DEN HAAG – Gaat staatssecretaris Knops (Koninkrijksrelaties) opnieuw verkiezingen voor de eilandsraad uitstellen op Sint-Eustatius? De lokale partijen zelf zien geen argumenten om nog langer te wachten.
Binnen een paar weken valt het besluit. Dan informeert de staatssecretaris of zijn eigen team voldoende vooruitgang heeft geboekt. Sinds de bestuurlijke overname is het voor Knops een voorwaarde om weer verkiezingen te houden. Pas dan komt er weer een lokaal bestuur.

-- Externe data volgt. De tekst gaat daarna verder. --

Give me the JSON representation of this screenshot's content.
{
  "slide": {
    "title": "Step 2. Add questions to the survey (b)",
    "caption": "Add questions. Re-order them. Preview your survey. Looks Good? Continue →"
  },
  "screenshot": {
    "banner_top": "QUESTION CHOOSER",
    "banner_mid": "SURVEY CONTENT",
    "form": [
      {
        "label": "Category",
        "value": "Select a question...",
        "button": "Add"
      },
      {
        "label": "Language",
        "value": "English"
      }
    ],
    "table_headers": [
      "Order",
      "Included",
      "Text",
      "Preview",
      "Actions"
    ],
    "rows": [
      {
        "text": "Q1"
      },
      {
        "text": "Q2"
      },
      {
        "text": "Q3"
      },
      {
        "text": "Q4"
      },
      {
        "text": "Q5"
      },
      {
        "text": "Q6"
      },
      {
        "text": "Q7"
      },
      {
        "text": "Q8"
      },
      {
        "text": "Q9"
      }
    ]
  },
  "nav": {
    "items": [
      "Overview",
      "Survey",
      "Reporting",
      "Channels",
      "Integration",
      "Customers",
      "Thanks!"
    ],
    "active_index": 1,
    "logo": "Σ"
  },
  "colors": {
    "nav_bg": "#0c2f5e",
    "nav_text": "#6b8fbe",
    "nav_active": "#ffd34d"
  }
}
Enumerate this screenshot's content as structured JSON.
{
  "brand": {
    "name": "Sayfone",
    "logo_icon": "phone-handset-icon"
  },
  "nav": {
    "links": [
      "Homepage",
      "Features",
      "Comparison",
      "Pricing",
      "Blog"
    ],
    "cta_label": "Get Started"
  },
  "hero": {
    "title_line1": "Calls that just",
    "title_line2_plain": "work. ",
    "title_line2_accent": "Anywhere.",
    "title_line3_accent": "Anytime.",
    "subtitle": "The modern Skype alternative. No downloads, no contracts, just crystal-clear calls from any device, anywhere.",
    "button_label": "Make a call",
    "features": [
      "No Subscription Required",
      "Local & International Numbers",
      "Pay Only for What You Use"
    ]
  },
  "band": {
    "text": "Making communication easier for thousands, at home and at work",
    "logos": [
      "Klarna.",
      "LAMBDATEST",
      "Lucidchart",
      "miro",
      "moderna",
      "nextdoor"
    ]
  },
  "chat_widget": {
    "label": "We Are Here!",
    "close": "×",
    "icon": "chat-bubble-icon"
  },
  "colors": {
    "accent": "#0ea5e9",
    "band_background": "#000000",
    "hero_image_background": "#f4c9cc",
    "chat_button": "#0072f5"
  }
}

Oud-raadslid Koos Sneek (DP Statia) maakt zich zorgen of er binnenkort verkiezingen komen. Hij stuurde onlangs een brandbrief waarin hij de staatssecretaris ervan beschuldigt een ‘te rooskleurig’ beeld te hebben geschetst aan Tweede Kamerleden.
Bevolkingsregister
Een van de voorwaarden om verkiezingen te houden is een georganiseerde bevolkingsregister, maar ambtenaren zijn nog steeds bezig met het register op te opschonen. “Hoe moeilijk is dat met een bevolking van 3.000 mensen? Dat had al in de eerste paar maanden kunnen gebeuren”, stelt de voorman van DP Statia.
“Bovendien”, zegt Sneek, “Tijdens deze ingreep werden er al twee verkiezingen gehouden: voor het Europees parlement, voor het Kiescollege [Eerste Kamer, red.] én een referendum over de privacywet.”

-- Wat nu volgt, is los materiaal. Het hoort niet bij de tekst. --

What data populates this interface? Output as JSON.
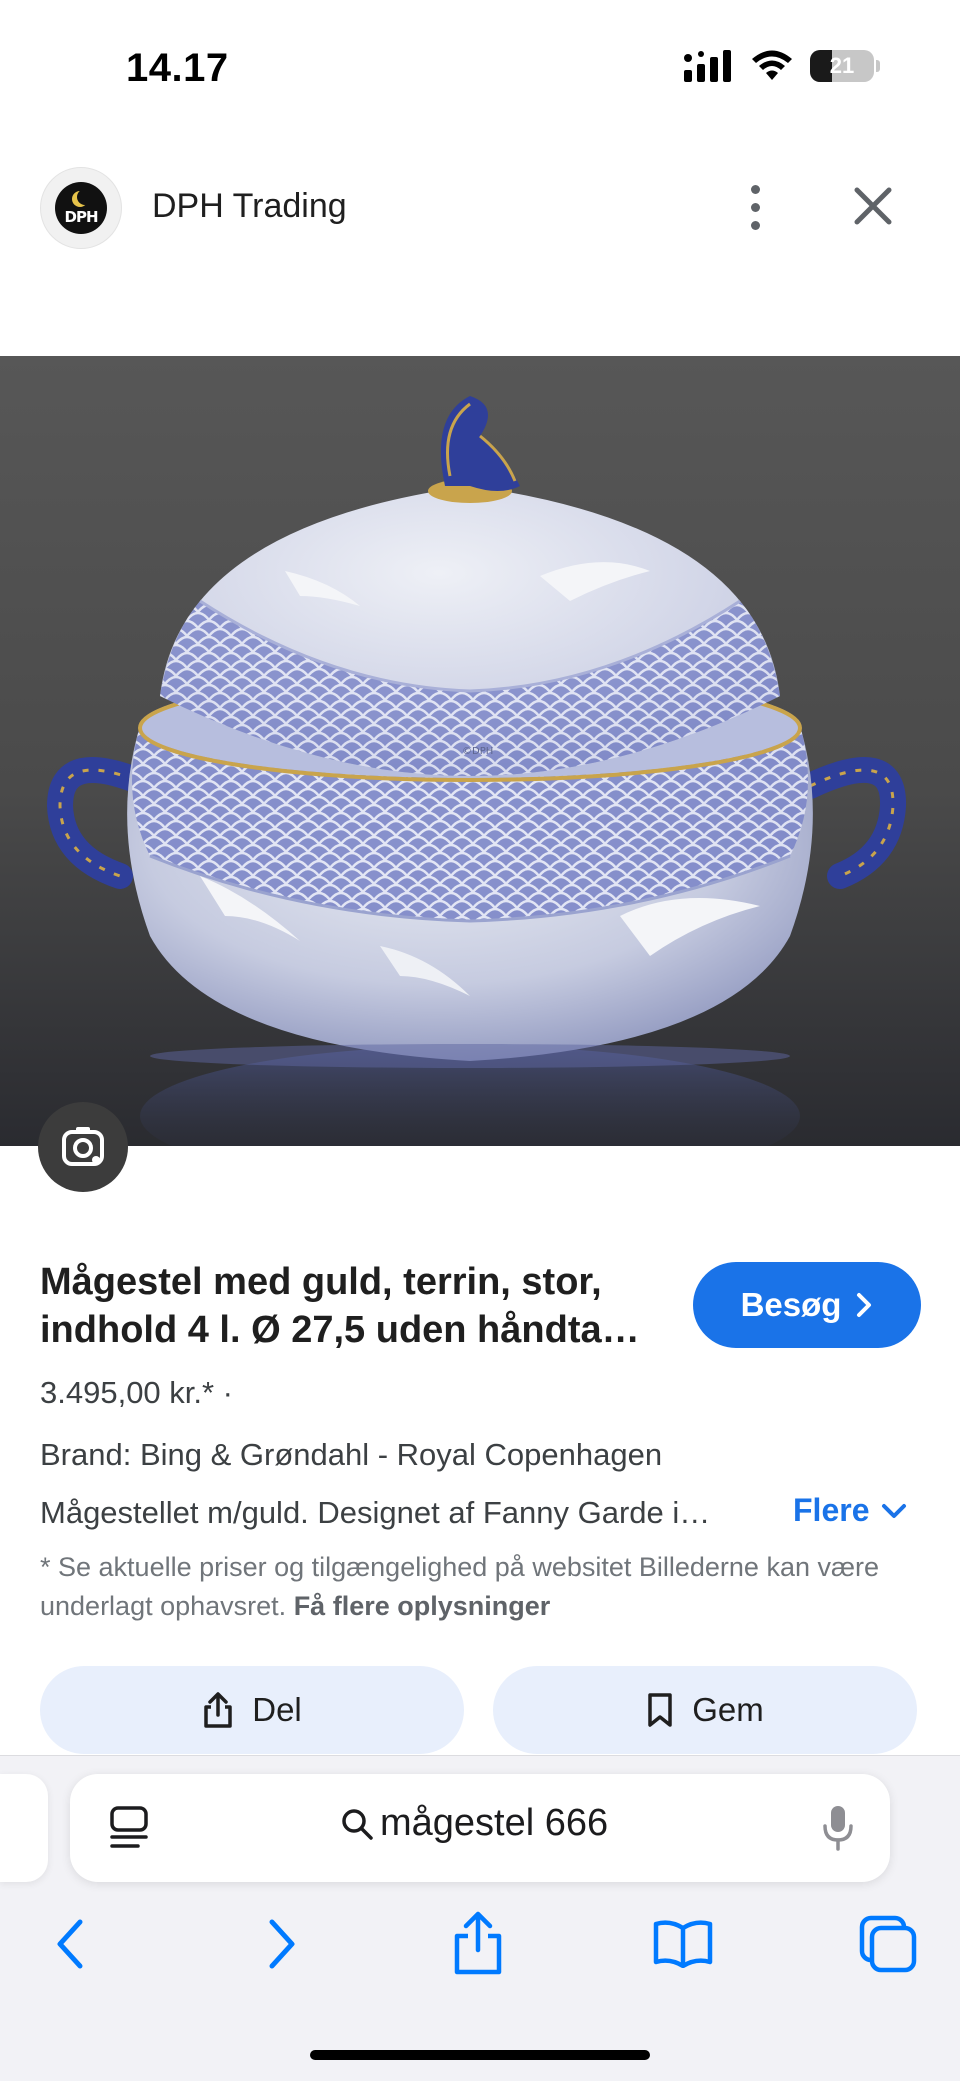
{
  "status_bar": {
    "time": "14.17",
    "battery": "21"
  },
  "source": {
    "logo_text": "DPH",
    "site_name": "DPH Trading"
  },
  "product": {
    "title": "Mågestel med guld, terrin, stor, indhold 4 l. Ø 27,5 uden håndta…",
    "price": "3.495,00 kr.* ·",
    "brand": "Brand: Bing & Grøndahl - Royal Copenhagen",
    "description": "Mågestellet m/guld. Designet af Fanny Garde i…",
    "more_label": "Flere",
    "disclaimer": "* Se aktuelle priser og tilgængelighed på websitet Billederne kan være underlagt ophavsret.",
    "disclaimer_link": "Få flere oplysninger",
    "visit_label": "Besøg",
    "watermark": "©DPH"
  },
  "actions": {
    "share_label": "Del",
    "save_label": "Gem"
  },
  "address_bar": {
    "query": "mågestel 666"
  },
  "icons": {
    "signal": "cellular-signal-icon",
    "wifi": "wifi-icon",
    "battery": "battery-icon",
    "more": "more-vertical-icon",
    "close": "close-icon",
    "lens": "google-lens-icon",
    "chevron_right": "chevron-right-icon",
    "chevron_down": "chevron-down-icon",
    "share": "share-icon",
    "bookmark": "bookmark-icon",
    "reader": "reader-mode-icon",
    "search": "search-icon",
    "mic": "microphone-icon",
    "back": "back-arrow-icon",
    "forward": "forward-arrow-icon",
    "bookmarks": "bookmarks-book-icon",
    "tabs": "tabs-icon"
  },
  "colors": {
    "accent": "#1a73e8",
    "action_button_bg": "#e8effc",
    "safari_toolbar": "#007aff"
  }
}
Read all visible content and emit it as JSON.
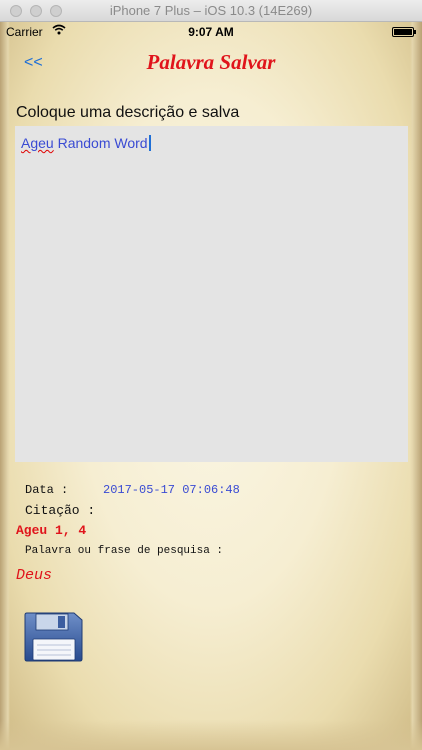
{
  "simulator": {
    "title": "iPhone 7 Plus – iOS 10.3 (14E269)"
  },
  "status_bar": {
    "carrier": "Carrier",
    "time": "9:07 AM"
  },
  "nav": {
    "back_label": "<<",
    "title": "Palavra Salvar"
  },
  "form": {
    "instructions": "Coloque uma descrição e salva",
    "description_misspelled": "Ageu",
    "description_rest": " Random Word"
  },
  "details": {
    "date_label": "Data :",
    "date_value": "2017-05-17 07:06:48",
    "citation_label": "Citação :",
    "citation_value": "Ageu 1, 4",
    "search_label": "Palavra ou frase de pesquisa :",
    "search_value": "Deus"
  },
  "icons": {
    "save": "floppy-disk-icon",
    "wifi": "wifi-icon",
    "battery": "battery-icon"
  },
  "colors": {
    "title_red": "#e0141b",
    "link_blue": "#1f6fd6",
    "value_blue": "#3a4bd3",
    "text_area_bg": "#e4e4e4"
  }
}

“Bij ons buureiland Saba was het bevolkingsregister óók niet op orde bij de eilandsraadverkiezingen van maart. Waarom is het nu een onoverkomelijk probleem?”

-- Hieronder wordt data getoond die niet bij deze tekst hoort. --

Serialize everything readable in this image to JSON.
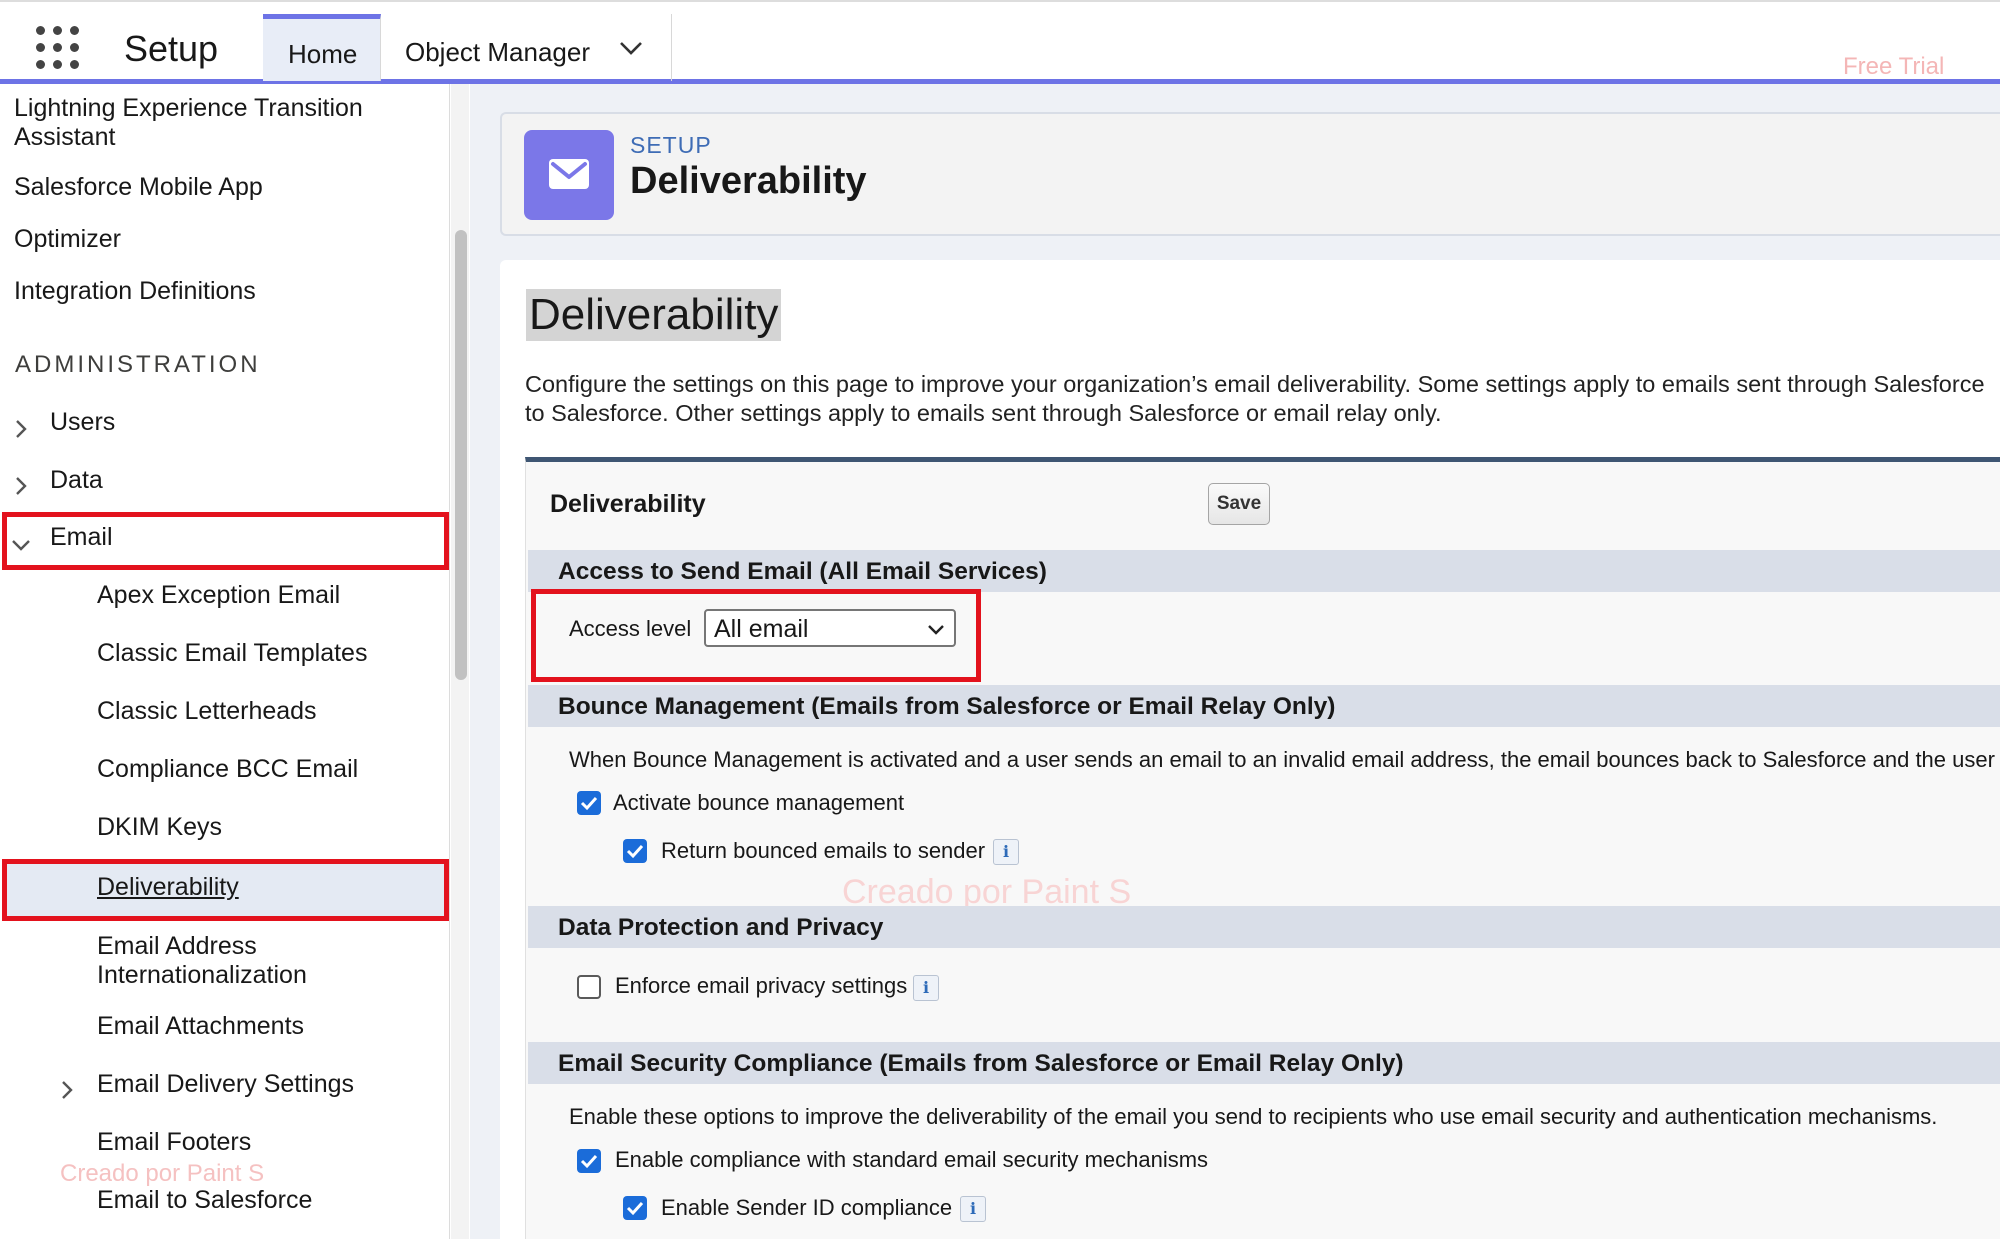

‘Wiens schuld is het dat er niet voldoende vooruitgang is?’
Eigenlijk had Sint-Eustatius in maart 2019 naar de stembus gemoeten om haar eilandraadsleden te kiezen, net als op Bonaire en Saba. Politiek Den Haag heeft het lokale bestuur voorlopig uitgeschakeld om de financiën, infrastructuur en administratie eerst op orde te brengen.
De voortgang zou volgens inwoners traag zijn en de kritiek vanuit Sint-Eustatius groeit. “En wiens schuld is het dan dat er niet voldoende vooruitgang is?”, vraagt Sneek retorisch.
“Er is genoeg geld beschikbaar en je ziet hier allemaal Nederlands personeel rondlopen. En dit kan je niet meer op de conto schrijven van de gasten die het verknald hebben. Het duurt nu veel te lang.”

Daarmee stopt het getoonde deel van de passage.